Why Interpreters Are Slower
Since interpreters execute instructions on the fly instead of compiling them beforehand, they are generally slower than compiled programs. However, they come with key advantages:
- Platform independence
- Suitable for scripting environments
Since instructions are not compiled into machine code but instead executed line by line, interpreted languages offer greater platform independence. Most interpreted languages are well-suited for scripting, meaning they can be executed within a runtime host environment.
For example, JavaScript runs in the browser with the help of a host environment.
Just-In-Time Compilation (JIT)
Just-in-Time (JIT) compilation, sometimes referred to as dynamic compilation or runtime compilation, improves interpreter performance by compiling parts of the program at runtime.

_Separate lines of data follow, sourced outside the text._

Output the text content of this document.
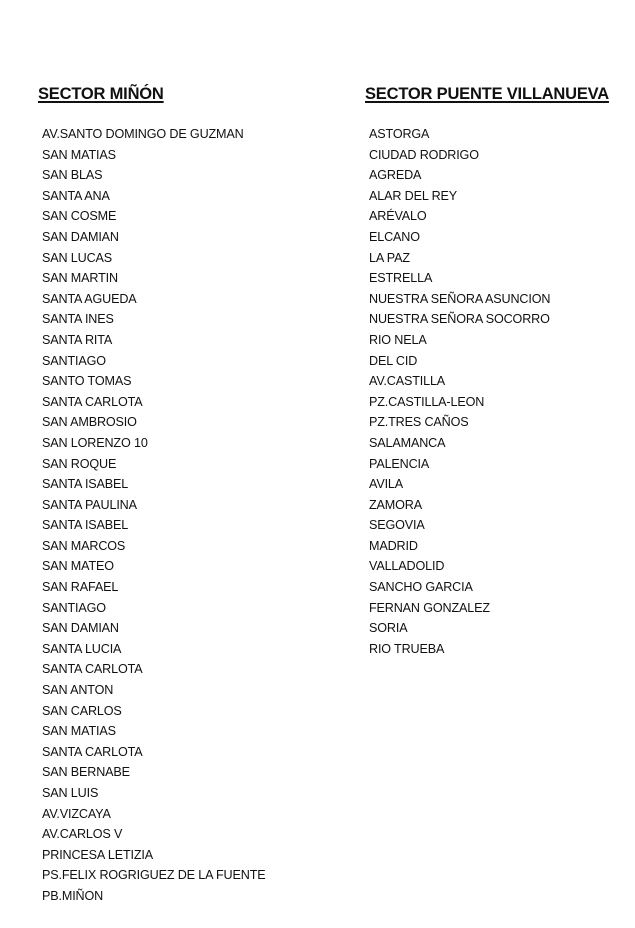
SECTOR MIÑÓN
AV.SANTO DOMINGO DE GUZMAN
SAN MATIAS
SAN BLAS
SANTA ANA
SAN COSME
SAN DAMIAN
SAN LUCAS
SAN MARTIN
SANTA AGUEDA
SANTA INES
SANTA RITA
SANTIAGO
SANTO TOMAS
SANTA CARLOTA
SAN AMBROSIO
SAN LORENZO 10
SAN ROQUE
SANTA ISABEL
SANTA PAULINA
SANTA ISABEL
SAN MARCOS
SAN MATEO
SAN RAFAEL
SANTIAGO
SAN DAMIAN
SANTA LUCIA
SANTA CARLOTA
SAN ANTON
SAN CARLOS
SAN MATIAS
SANTA CARLOTA
SAN BERNABE
SAN LUIS
AV.VIZCAYA
AV.CARLOS V
PRINCESA LETIZIA
PS.FELIX ROGRIGUEZ DE LA FUENTE
PB.MIÑON
SECTOR PUENTE VILLANUEVA
ASTORGA
CIUDAD RODRIGO
AGREDA
ALAR DEL REY
ARÉVALO
ELCANO
LA PAZ
ESTRELLA
NUESTRA SEÑORA ASUNCION
NUESTRA SEÑORA SOCORRO
RIO NELA
DEL CID
AV.CASTILLA
PZ.CASTILLA-LEON
PZ.TRES CAÑOS
SALAMANCA
PALENCIA
AVILA
ZAMORA
SEGOVIA
MADRID
VALLADOLID
SANCHO GARCIA
FERNAN GONZALEZ
SORIA
RIO TRUEBA
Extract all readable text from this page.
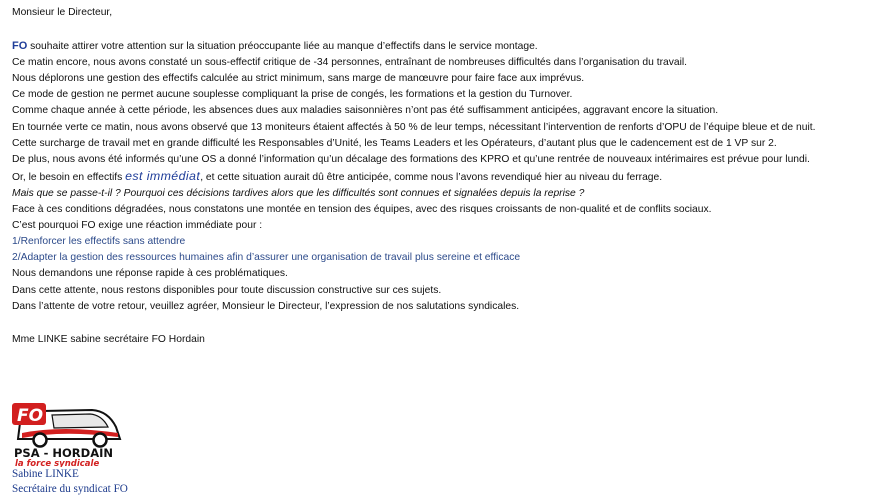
Monsieur le Directeur,
FO souhaite attirer votre attention sur la situation préoccupante liée au manque d’effectifs dans le service montage.
Ce matin encore, nous avons constaté un sous-effectif critique de -34 personnes, entraînant de nombreuses difficultés dans l’organisation du travail.
Nous déplorons une gestion des effectifs calculée au strict minimum, sans marge de manœuvre pour faire face aux imprévus.
Ce mode de gestion ne permet aucune souplesse compliquant la prise de congés, les formations et la gestion du Turnover.
Comme chaque année à cette période, les absences dues aux maladies saisonnières n’ont pas été suffisamment anticipées, aggravant encore la situation.
En tournée verte ce matin, nous avons observé que 13 moniteurs étaient affectés à 50 % de leur temps, nécessitant l’intervention de renforts d’OPU de l’équipe bleue et de nuit.
Cette surcharge de travail met en grande difficulté les Responsables d’Unité, les Teams Leaders et les Opérateurs, d’autant plus que le cadencement est de 1 VP sur 2.
De plus, nous avons été informés qu’une OS a donné l’information qu’un décalage des formations des KPRO et qu’une rentrée de nouveaux intérimaires est prévue pour lundi.
Or, le besoin en effectifs est immédiat, et cette situation aurait dû être anticipée, comme nous l’avons revendiqué hier au niveau du ferrage.
Mais que se passe-t-il ? Pourquoi ces décisions tardives alors que les difficultés sont connues et signalées depuis la reprise ?
Face à ces conditions dégradées, nous constatons une montée en tension des équipes, avec des risques croissants de non-qualité et de conflits sociaux.
C’est pourquoi FO exige une réaction immédiate pour :
1/Renforcer les effectifs sans attendre
2/Adapter la gestion des ressources humaines afin d’assurer une organisation de travail plus sereine et efficace
Nous demandons une réponse rapide à ces problématiques.
Dans cette attente, nous restons disponibles pour toute discussion constructive sur ces sujets.
Dans l’attente de votre retour, veuillez agréer, Monsieur le Directeur, l’expression de nos salutations syndicales.
Mme LINKE sabine secrétaire FO Hordain
FO
PSA - HORDAIN
la force syndicale
Sabine LINKE
Secrétaire du syndicat FO
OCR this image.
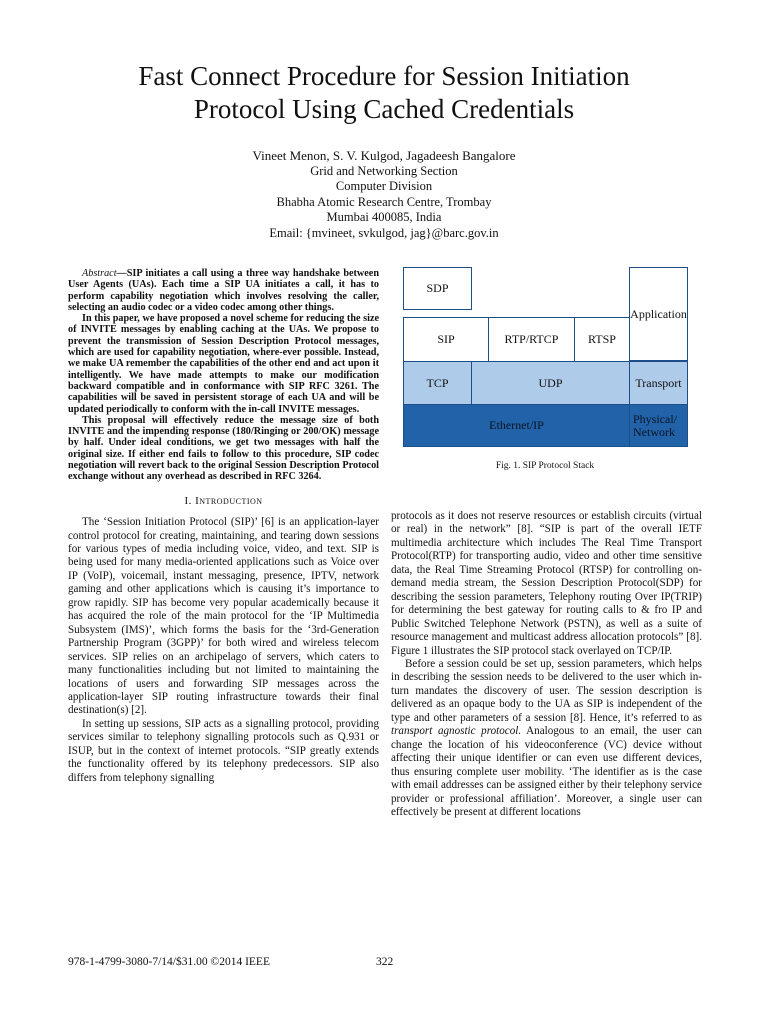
Fast Connect Procedure for Session Initiation
Protocol Using Cached Credentials
Vineet Menon, S. V. Kulgod, Jagadeesh Bangalore
Grid and Networking Section
Computer Division
Bhabha Atomic Research Centre, Trombay
Mumbai 400085, India
Email: {mvineet, svkulgod, jag}@barc.gov.in

Abstract—SIP initiates a call using a three way handshake between User Agents (UAs). Each time a SIP UA initiates a call, it has to perform capability negotiation which involves resolving the caller, selecting an audio codec or a video codec among other things.

In this paper, we have proposed a novel scheme for reducing the size of INVITE messages by enabling caching at the UAs. We propose to prevent the transmission of Session Description Protocol messages, which are used for capability negotiation, where-ever possible. Instead, we make UA remember the capabilities of the other end and act upon it intelligently. We have made attempts to make our modification backward compatible and in conformance with SIP RFC 3261. The capabilities will be saved in persistent storage of each UA and will be updated periodically to conform with the in-call INVITE messages.

This proposal will effectively reduce the message size of both INVITE and the impending response (180/Ringing or 200/OK) message by half. Under ideal conditions, we get two messages with half the original size. If either end fails to follow to this procedure, SIP codec negotiation will revert back to the original Session Description Protocol exchange without any overhead as described in RFC 3264.

I. Introduction

The ‘Session Initiation Protocol (SIP)’ [6] is an application-layer control protocol for creating, maintaining, and tearing down sessions for various types of media including voice, video, and text. SIP is being used for many media-oriented applications such as Voice over IP (VoIP), voicemail, instant messaging, presence, IPTV, network gaming and other applications which is causing it’s importance to grow rapidly. SIP has become very popular academically because it has acquired the role of the main protocol for the ‘IP Multimedia Subsystem (IMS)’, which forms the basis for the ‘3rd-Generation Partnership Program (3GPP)’ for both wired and wireless telecom services. SIP relies on an archipelago of servers, which caters to many functionalities including but not limited to maintaining the locations of users and forwarding SIP messages across the application-layer SIP routing infrastructure towards their final destination(s) [2].

In setting up sessions, SIP acts as a signalling protocol, providing services similar to telephony signalling protocols such as Q.931 or ISUP, but in the context of internet protocols. “SIP greatly extends the functionality offered by its telephony predecessors. SIP also differs from telephony signalling

SDP
Application
SIP	RTP/RTCP	RTSP
TCP	UDP	Transport
Ethernet/IP	Physical/ Network
Fig. 1. SIP Protocol Stack

protocols as it does not reserve resources or establish circuits (virtual or real) in the network” [8]. “SIP is part of the overall IETF multimedia architecture which includes The Real Time Transport Protocol(RTP) for transporting audio, video and other time sensitive data, the Real Time Streaming Protocol (RTSP) for controlling on-demand media stream, the Session Description Protocol(SDP) for describing the session parameters, Telephony routing Over IP(TRIP) for determining the best gateway for routing calls to & fro IP and Public Switched Telephone Network (PSTN), as well as a suite of resource management and multicast address allocation protocols” [8]. Figure 1 illustrates the SIP protocol stack overlayed on TCP/IP.

Before a session could be set up, session parameters, which helps in describing the session needs to be delivered to the user which in-turn mandates the discovery of user. The session description is delivered as an opaque body to the UA as SIP is independent of the type and other parameters of a session [8]. Hence, it’s referred to as transport agnostic protocol. Analogous to an email, the user can change the location of his videoconference (VC) device without affecting their unique identifier or can even use different devices, thus ensuring complete user mobility. ‘The identifier as is the case with email addresses can be assigned either by their telephony service provider or professional affiliation’. Moreover, a single user can effectively be present at different locations

978-1-4799-3080-7/14/$31.00 ©2014 IEEE	322
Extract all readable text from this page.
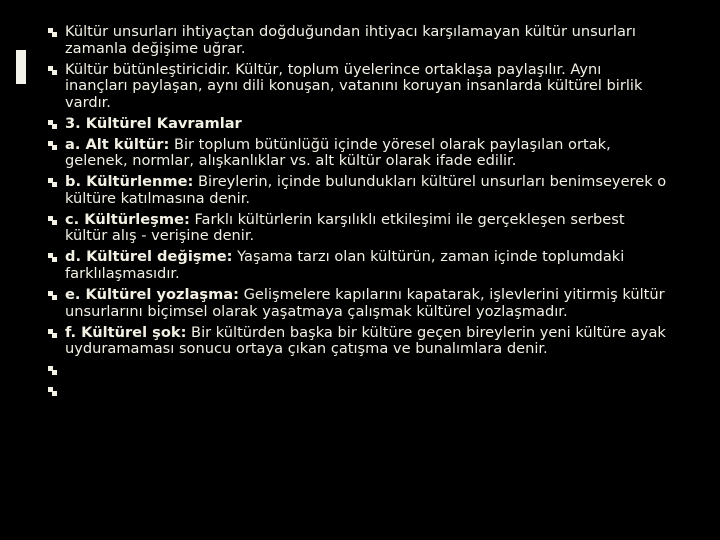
Kültür unsurları ihtiyaçtan doğduğundan ihtiyacı karşılamayan kültür unsurları zamanla değişime uğrar.
Kültür bütünleştiricidir. Kültür, toplum üyelerince ortaklaşa paylaşılır. Aynı inançları paylaşan, aynı dili konuşan, vatanını koruyan insanlarda kültürel birlik vardır.
3. Kültürel Kavramlar
a. Alt kültür: Bir toplum bütünlüğü içinde yöresel olarak paylaşılan ortak, gelenek, normlar, alışkanlıklar vs. alt kültür olarak ifade edilir.
b. Kültürlenme: Bireylerin, içinde bulundukları kültürel unsurları benimseyerek o kültüre katılmasına denir.
c. Kültürleşme: Farklı kültürlerin karşılıklı etkileşimi ile gerçekleşen serbest kültür alış - verişine denir.
d. Kültürel değişme: Yaşama tarzı olan kültürün, zaman içinde toplumdaki farklılaşmasıdır.
e. Kültürel yozlaşma: Gelişmelere kapılarını kapatarak, işlevlerini yitirmiş kültür unsurlarını biçimsel olarak yaşatmaya çalışmak kültürel yozlaşmadır.
f. Kültürel şok: Bir kültürden başka bir kültüre geçen bireylerin yeni kültüre ayak uyduramaması sonucu ortaya çıkan çatışma ve bunalımlara denir.
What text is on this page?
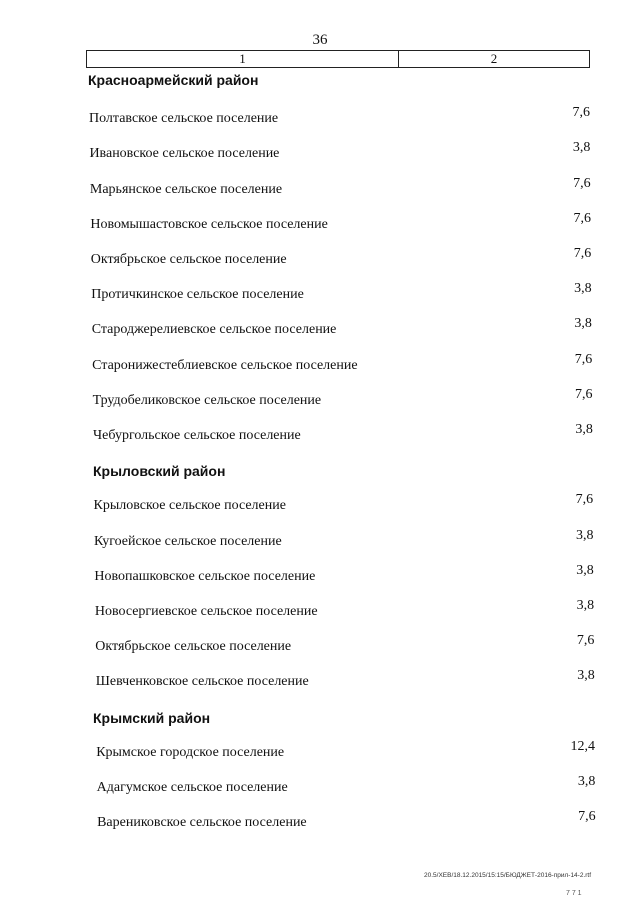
36
1	2
Красноармейский район
Полтавское сельское поселение	7,6
Ивановское сельское поселение	3,8
Марьянское сельское поселение	7,6
Новомышастовское сельское поселение	7,6
Октябрьское сельское поселение	7,6
Протичкинское сельское поселение	3,8
Староджерелиевское сельское поселение	3,8
Старонижестеблиевское сельское поселение	7,6
Трудобеликовское сельское поселение	7,6
Чебургольское сельское поселение	3,8
Крыловский район
Крыловское сельское поселение	7,6
Кугоейское сельское поселение	3,8
Новопашковское сельское поселение	3,8
Новосергиевское сельское поселение	3,8
Октябрьское сельское поселение	7,6
Шевченковское сельское поселение	3,8
Крымский район
Крымское городское поселение	12,4
Адагумское сельское поселение	3,8
Варениковское сельское поселение	7,6
20.5/ХЕВ/18.12.2015/15:15/БЮДЖЕТ-2016-прил-14-2.rtf
7 7 1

A JIT compiler continuously monitors the bytecode, identifies frequently executed code blocks, compiles them into machine code, and caches them for future execution. This approach helps optimize performance by reducing redundant interpretation.
PHP 8.0 introduced JIT compilation in November 2020, significantly boosting execution speed. V8 (JavaScript Runtime) also leverages JIT compilation. The Ignition interpreter converts JavaScript code into bytecode. TurboFan, another component in V8, analyzes the bytecode and optimizes execution by compiling frequently used parts of the code into machine code.
Hybrid Compilation
High-level translators often combine compiler and interpreter features to achieve fast, efficient, and robust execution while maintaining platform independence.
An example of such a system is Java:
- Java Compiler (Javac) compiles Java source code into an intermediate representation called bytecode.
- The Java Virtual Machine (JVM) then interprets the bytecode and converts it into machine code at runtime.
- The JVM also employs JIT compilation to optimize frequently executed bytecode for better performance.
In this article, we discussed the differences bitween compilers and interpreters. We begin by looking at traditional compilation process and discussed about the benefits of compiling and interpreting. Additionally, we covered Just-In-Time compilation, a technique that improves the performance of interpreters by compiling frequently used code from bytecode, and we also discussed about hybrid model of compiling. Understanding these compiler types helps developers make informed decisions when choosing tools and techniques for software development.